Il mondo contemporaneo dominato dalla superpotenza tecnica rischia continuamente la tracotanza, la follia, supera costantemente il limite. Infatti la nuova concezione del limite che l’era della tecnica impone non consiste più, come per gli antichi, nell’incapacità di padroneggiare la natura. Ma, al contrario, al limite dell’impotenza si è sostituito il limite sotteso al delirio di onnipotenza. Questa è, secondo il filosofo italiano, la riconfigurazione del limite che appare oggi dominante e tremendamente pericolosa. È necessario dare una misura a se stessi, questa è l’”etica del viandante”, non più guidato dal suo delirio di raggiungere una sovrumana meta finale. Non un sovrano che domina il suo regno ma il viandante che non domina neppure la sua vita, questo noi siamo oggi. Un invito all’umiltà, che non ha niente a che fare con il delirio folle e suicida della nostra specie che ha pensato di soggiogare tutte le altre specie del pianeta, moltiplicando la propria distruttività.

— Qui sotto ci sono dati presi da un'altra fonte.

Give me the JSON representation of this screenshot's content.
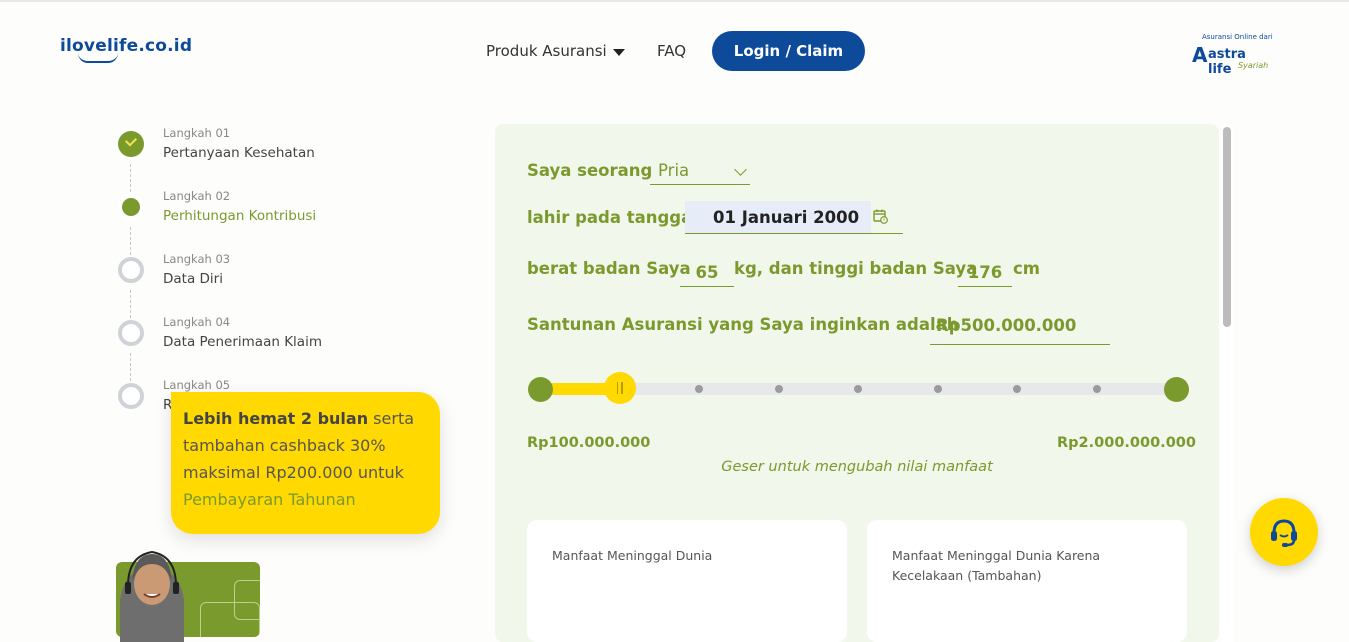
{
  "header": {
    "logo": "ilovelife.co.id",
    "nav_produk": "Produk Asuransi",
    "nav_faq": "FAQ",
    "login_label": "Login / Claim",
    "brand": {
      "tagline": "Asuransi Online dari",
      "name": "astra life",
      "sub": "Syariah"
    }
  },
  "steps": [
    {
      "small": "Langkah 01",
      "title": "Pertanyaan Kesehatan",
      "state": "done"
    },
    {
      "small": "Langkah 02",
      "title": "Perhitungan Kontribusi",
      "state": "active"
    },
    {
      "small": "Langkah 03",
      "title": "Data Diri",
      "state": "pending"
    },
    {
      "small": "Langkah 04",
      "title": "Data Penerimaan Klaim",
      "state": "pending"
    },
    {
      "small": "Langkah 05",
      "title": "Ri",
      "state": "pending"
    }
  ],
  "promo": {
    "bold": "Lebih hemat 2 bulan",
    "text": " serta tambahan cashback 30% maksimal Rp200.000 untuk ",
    "highlight": "Pembayaran Tahunan"
  },
  "form": {
    "q_gender": "Saya seorang",
    "gender_value": "Pria",
    "q_birth": "lahir pada tanggal",
    "birth_value": "01 Januari 2000",
    "q_weight": "berat badan Saya",
    "weight_value": "65",
    "q_height": "kg, dan tinggi badan Saya",
    "height_value": "176",
    "height_unit": "cm",
    "q_sum": "Santunan Asuransi yang Saya inginkan adalah",
    "sum_value": "Rp500.000.000"
  },
  "slider": {
    "min_label": "Rp100.000.000",
    "max_label": "Rp2.000.000.000",
    "hint": "Geser untuk mengubah nilai manfaat",
    "steps": 9,
    "selected_index": 1,
    "fill_color": "#ffd900",
    "accent_color": "#7a9a2e"
  },
  "cards": [
    {
      "title": "Manfaat Meninggal Dunia"
    },
    {
      "title": "Manfaat Meninggal Dunia Karena Kecelakaan (Tambahan)"
    }
  ],
  "icons": {
    "calendar": "calendar-icon",
    "chat": "headset-icon",
    "dropdown": "chevron-down-icon"
  }
}
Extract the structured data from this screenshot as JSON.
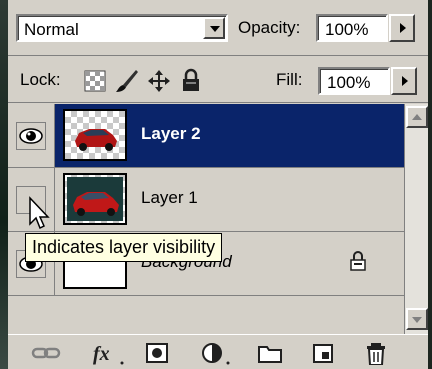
{
  "top": {
    "blend_mode": "Normal",
    "opacity_label": "Opacity:",
    "opacity_value": "100%"
  },
  "lock": {
    "lock_label": "Lock:",
    "fill_label": "Fill:",
    "fill_value": "100%"
  },
  "layers": [
    {
      "name": "Layer 2",
      "selected": true,
      "visible": true
    },
    {
      "name": "Layer 1",
      "selected": false,
      "visible": false
    },
    {
      "name": "Background",
      "selected": false,
      "visible": true,
      "locked": true
    }
  ],
  "tooltip": "Indicates layer visibility",
  "colors": {
    "selection": "#0a246a",
    "panel": "#d4d0c8",
    "tooltip_bg": "#ffffe1"
  },
  "bottom_icons": [
    "link-icon",
    "fx-icon",
    "mask-icon",
    "adjustment-icon",
    "folder-icon",
    "new-layer-icon",
    "trash-icon"
  ]
}
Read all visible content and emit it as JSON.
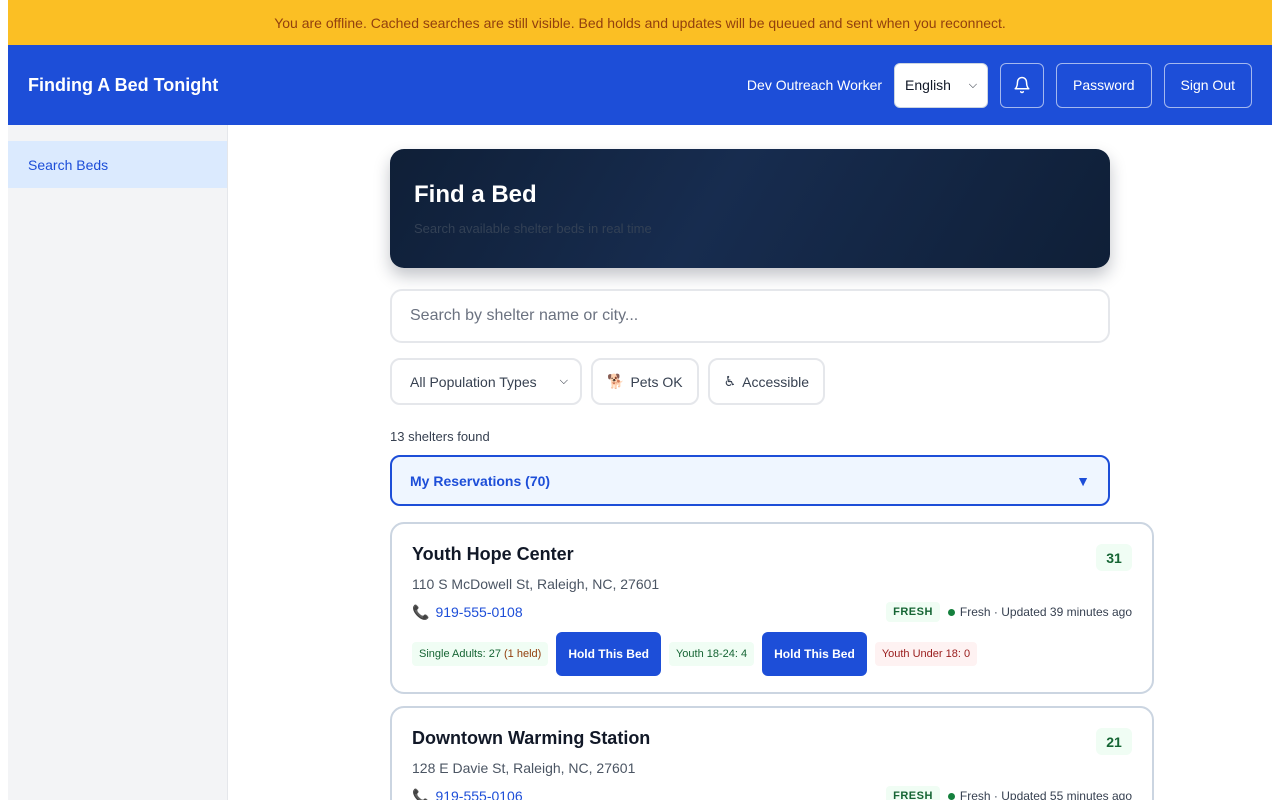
{
  "banner": {
    "offline_text": "You are offline. Cached searches are still visible. Bed holds and updates will be queued and sent when you reconnect."
  },
  "header": {
    "app_title": "Finding A Bed Tonight",
    "user_name": "Dev Outreach Worker",
    "language": "English",
    "password_label": "Password",
    "signout_label": "Sign Out"
  },
  "sidebar": {
    "items": [
      {
        "label": "Search Beds",
        "active": true
      }
    ]
  },
  "hero": {
    "title": "Find a Bed",
    "subtitle": "Search available shelter beds in real time"
  },
  "search": {
    "placeholder": "Search by shelter name or city..."
  },
  "filters": {
    "population_selected": "All Population Types",
    "pets_label": "Pets OK",
    "pets_icon": "🐕",
    "accessible_label": "Accessible",
    "accessible_icon": "♿"
  },
  "results": {
    "found_text": "13 shelters found",
    "reservations_label": "My Reservations (70)",
    "reservations_arrow": "▼"
  },
  "shelters": [
    {
      "name": "Youth Hope Center",
      "count": "31",
      "address": "110 S McDowell St, Raleigh, NC, 27601",
      "phone": "919-555-0108",
      "fresh_badge": "FRESH",
      "fresh_status": "Fresh · Updated 39 minutes ago",
      "beds": {
        "single_adults": "Single Adults: 27",
        "single_adults_held": "(1 held)",
        "hold_label_1": "Hold This Bed",
        "youth_18_24": "Youth 18-24: 4",
        "hold_label_2": "Hold This Bed",
        "youth_under_18": "Youth Under 18: 0"
      }
    },
    {
      "name": "Downtown Warming Station",
      "count": "21",
      "address": "128 E Davie St, Raleigh, NC, 27601",
      "phone": "919-555-0106",
      "fresh_badge": "FRESH",
      "fresh_status": "Fresh · Updated 55 minutes ago"
    }
  ]
}
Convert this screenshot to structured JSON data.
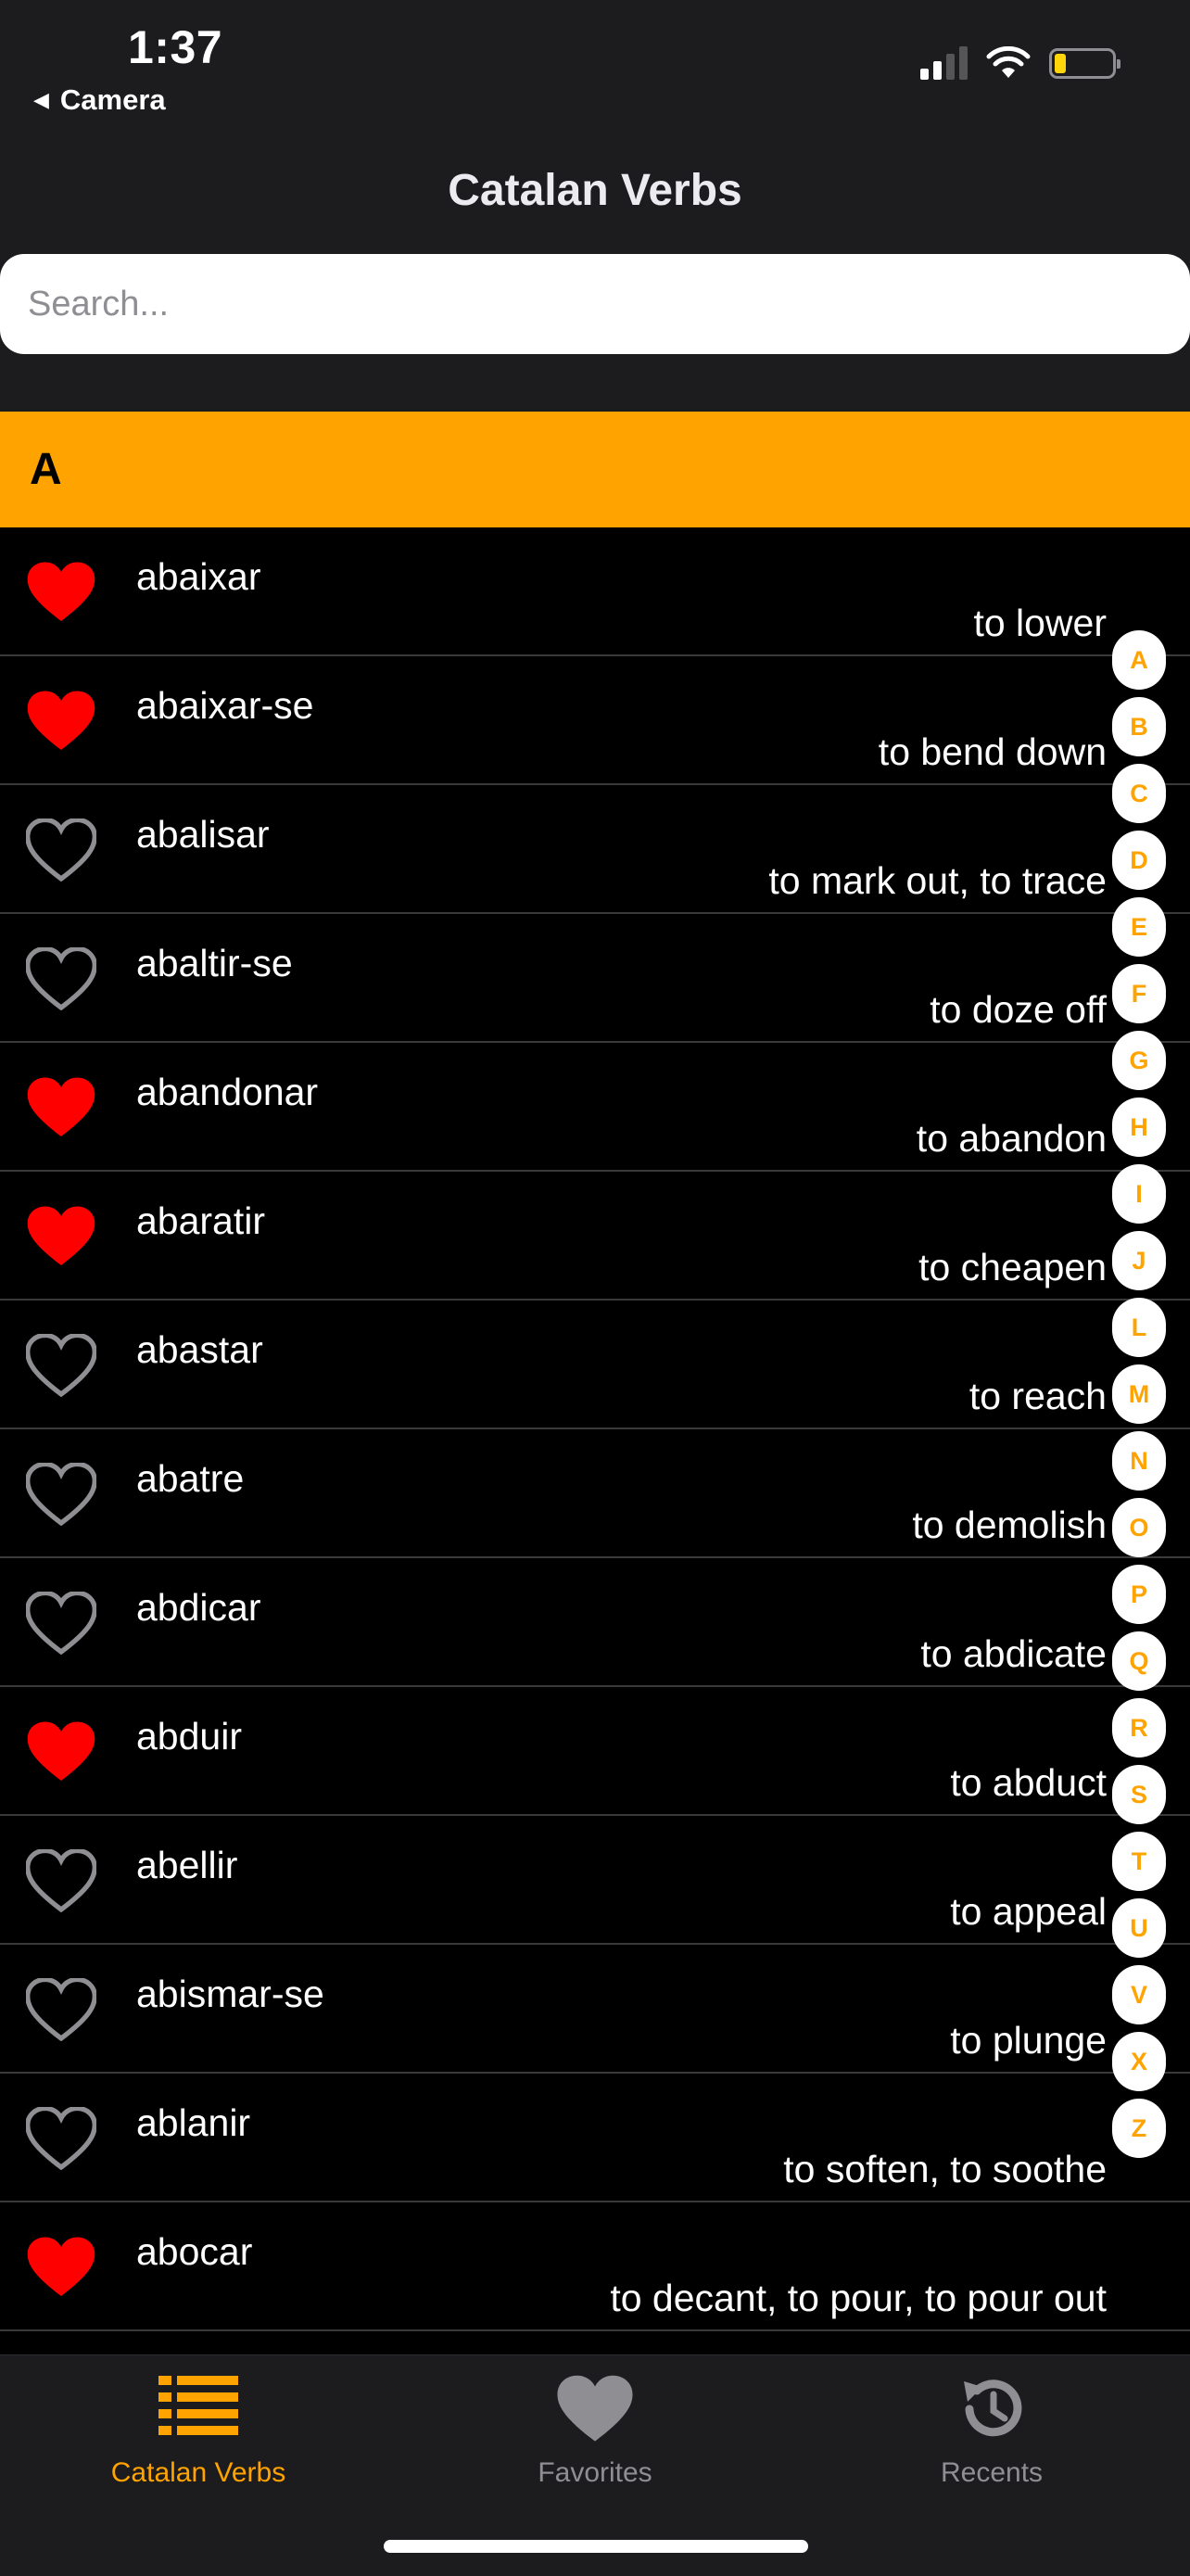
{
  "status_bar": {
    "time": "1:37",
    "back_app": "Camera"
  },
  "nav": {
    "title": "Catalan Verbs"
  },
  "search": {
    "placeholder": "Search..."
  },
  "section": {
    "letter": "A"
  },
  "verbs": [
    {
      "verb": "abaixar",
      "meaning": "to lower",
      "favorite": true
    },
    {
      "verb": "abaixar-se",
      "meaning": "to bend down",
      "favorite": true
    },
    {
      "verb": "abalisar",
      "meaning": "to mark out, to trace",
      "favorite": false
    },
    {
      "verb": "abaltir-se",
      "meaning": "to doze off",
      "favorite": false
    },
    {
      "verb": "abandonar",
      "meaning": "to abandon",
      "favorite": true
    },
    {
      "verb": "abaratir",
      "meaning": "to cheapen",
      "favorite": true
    },
    {
      "verb": "abastar",
      "meaning": "to reach",
      "favorite": false
    },
    {
      "verb": "abatre",
      "meaning": "to demolish",
      "favorite": false
    },
    {
      "verb": "abdicar",
      "meaning": "to abdicate",
      "favorite": false
    },
    {
      "verb": "abduir",
      "meaning": "to abduct",
      "favorite": true
    },
    {
      "verb": "abellir",
      "meaning": "to appeal",
      "favorite": false
    },
    {
      "verb": "abismar-se",
      "meaning": "to plunge",
      "favorite": false
    },
    {
      "verb": "ablanir",
      "meaning": "to soften, to soothe",
      "favorite": false
    },
    {
      "verb": "abocar",
      "meaning": "to decant, to pour, to pour out",
      "favorite": true
    }
  ],
  "index_letters": [
    "A",
    "B",
    "C",
    "D",
    "E",
    "F",
    "G",
    "H",
    "I",
    "J",
    "L",
    "M",
    "N",
    "O",
    "P",
    "Q",
    "R",
    "S",
    "T",
    "U",
    "V",
    "X",
    "Z"
  ],
  "tabs": [
    {
      "label": "Catalan Verbs",
      "icon": "list-icon",
      "active": true
    },
    {
      "label": "Favorites",
      "icon": "heart-icon",
      "active": false
    },
    {
      "label": "Recents",
      "icon": "history-icon",
      "active": false
    }
  ],
  "colors": {
    "accent": "#ffa300",
    "favorite": "#ff0000",
    "background": "#000000",
    "bar": "#1c1c1e",
    "inactive": "#8e8e93"
  }
}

L’invito è quello alla modestia e alla misura. L’etica del viandante è un’etica del limite. In tutto quello che sta accadendo oggi nel mondo l’oltrepassamento del limite appare continuo e sconsiderato. Si pensa che la tecnica, responsabile delle minacce sia anche capace di trovare le soluzioni per superare queste stesse minacce. Ma questo ragionamento non appare più tanto convincete. Ho l’impressione che non basterà cambiare l’auto con motore endotermico con quella a propulsione elettrica. Credo che il cambiamento dovrà essere molto più radicale e nella direzione di un’autolimitazione degli spostamenti che consumano comunque energia. In una autolimitazione degli stessi viaggi aerei per i quali la tecnologia disponibile sarà sempre comunque quella dei motori a combustione. In altre parole, credo che saremo costretti a cambiare modo di vivere per evitare un’estinzione di massa, ovvero qualcosa di infinitamente più grande.

“Eppure – come osserva lo scrittore A. Moresco – tutto va avanti come se niente fosse, le sterminate moltitudine umane non paiono in grado di modificare di un solo millimetro la direzione della loro corsa”.

Ma lo stesso autore spiega anche perché tutto o quasi continua come prima, “perché se questa consapevolezza diventasse endemica crollerebbe tutto. Tutto l’edificio di potere su cui si è installata la nostra specie, le sue strutture mentali e il suo immaginario non reggerebbe un secondo di più a un simile urto”. Eppure, questo scenario autodistruttivo e paralizzante non è l’unico e non è inevitabile, possiamo cambiare rotta.